Certo é que os comunitários tocam num ponto nervrálgico do liberalismo: o Estado tem a responsabilidade de promover instituições e atividades que possam tornar possível uma vida boa ou deverá manter-se estritamente nos conflitos de direitos? Contudo, cabe advertir que os liberais não defendem a não intervenção em todos os âmbitos - o limite da intervenção está na justiça. Mas aqui, observa Echeverría (op. cit, p. 23), a tese liberal quase alcança a tese comunitária, ou seja, não é possível uma separação exata, pura, entre critérios de justiça e concepções do bem, porque a concepção do justo está guiada por um reconhecimento prévio.

Para os comunitaristas, a capacidade de escolha não se desenvolve no vazio, precisa ser promovida e orientada por uma estrutura cultural da sociedade.
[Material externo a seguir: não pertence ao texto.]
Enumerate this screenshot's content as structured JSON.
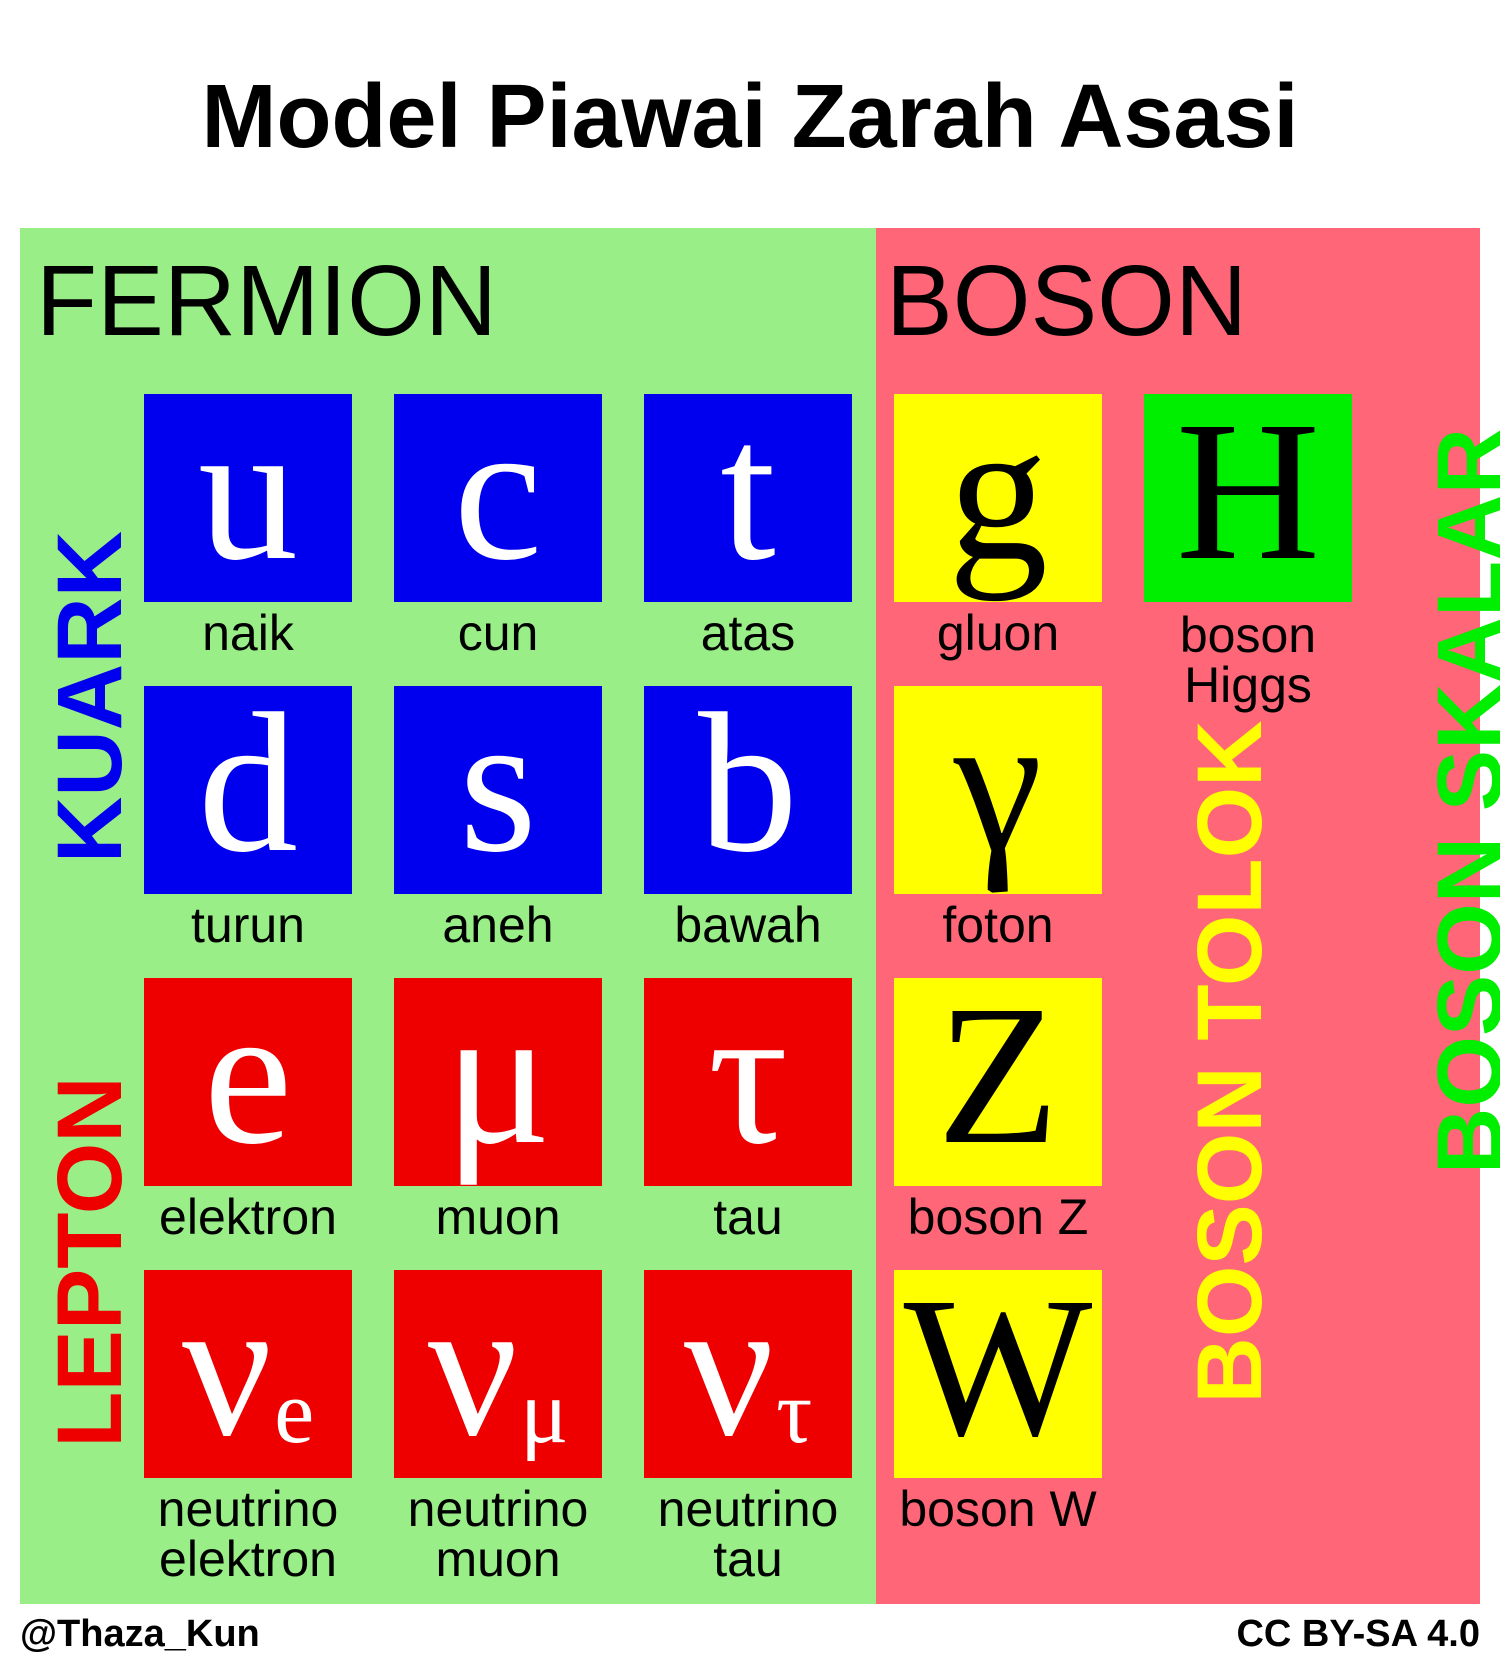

A autodeterminação precisa contar com uma pluralidade de opções, digamos, previamente estabelecidas. Mas, talvez, o tendão de Aquiles do comunitarismo reside no fato de que ele opera com uma noção homogênea e abstrata de comunidade, que encontra problemas quando se refere às pluralidades das comunidades reais (Echeverría, op. cit, pp. 28 e 29).

A Questão Da Cidadania ou Dos Direitos

Simplificando, os liberais dão primazia aos direitos individuais, que antecedem qualquer forma de deteminação coletiva; os comunitaristas colocam prioridade na forma de vida comunitária. Para estes, os comunitários, uma sociedade baseada meramente na garantia dos direitos individuais carece de força motivadora e integradora capaz de uma coesão solidária sufiente para manter a própria sociedade. Por este motivo julgam o projeto liberal demasiadamente débil para garantir e manter a estabilidade social, a legitimação política e a cidadania (Echeverría, op. cit, p. 29-30).

Embora, novamente, cabe advertir que o liberalismo não exclui a idéia do bem, especificamente os bens primários, aqueles necessários aos cidadãos para que possam ser considerados como pessoas livres e iguais, com liberdade para esclherem quais são os seus projetos vitais, sem que isto seja imposto pelos outros (sociedade). O liberal, toamando Rawls como modelo, não abre mão de certos valores de cooperação social, como o civismo, a tolerância, a racionalidade e o sentido de eqüidade. Mas são valores que não implicam a promoção de uma determinada doutrina abrangente sobre a outra (cf. Echeverría, op. cit, p. 25-27).

Os comunitários apresentam pontos evidentes de que as sociedades democráticas contemporâneas precisam de fundamentos integradores, de uma cultura política capaz de prover bases para o compromisso cívico e a solidariedade, para afastar a alienação, a apatia política e os comportamentos não solidários e destritutivos. Sem embargo, a lógia universalista implica reconhecer jurídica e institucionalmente os direitos fundamentais aos cidadãos e aos não cidadãos; e nos leva a uma concepção kantiana de sociedade cosmopolita, uma vez que todos são afetados por nossas decisões e, portanto, temos de considerá-los com direitos a tomar parte nelas (cf. Echeverría, op. cit, p. 36-37).

REFERÊNCIA:

BELL,Daniel. Communitarianism. In: ZALTA, Edward N.(ed.). The Stanford Encyclopedia of Philosophy. 2001. Disponível em: ‹http://plato.stanford.edu/entries/communitarianism/›. Extraído em: 12 ago. 2002.

ECHEVERRÍA, Javier Peña. Identidad comuntitaria y universalismo. Crítica, Londrina, v. 2, n. 5, p. 5-54, out./dez. 1996.

LOIS, Cecília Caballero. Uma teoria da constituição: justiça, liberdade e democracia em John Rawls. 2001. Tese (Doutorado em Direito) - Centro de Ciências Jurídicas, Universidade Federal de Santa Catarina, Florianópolis.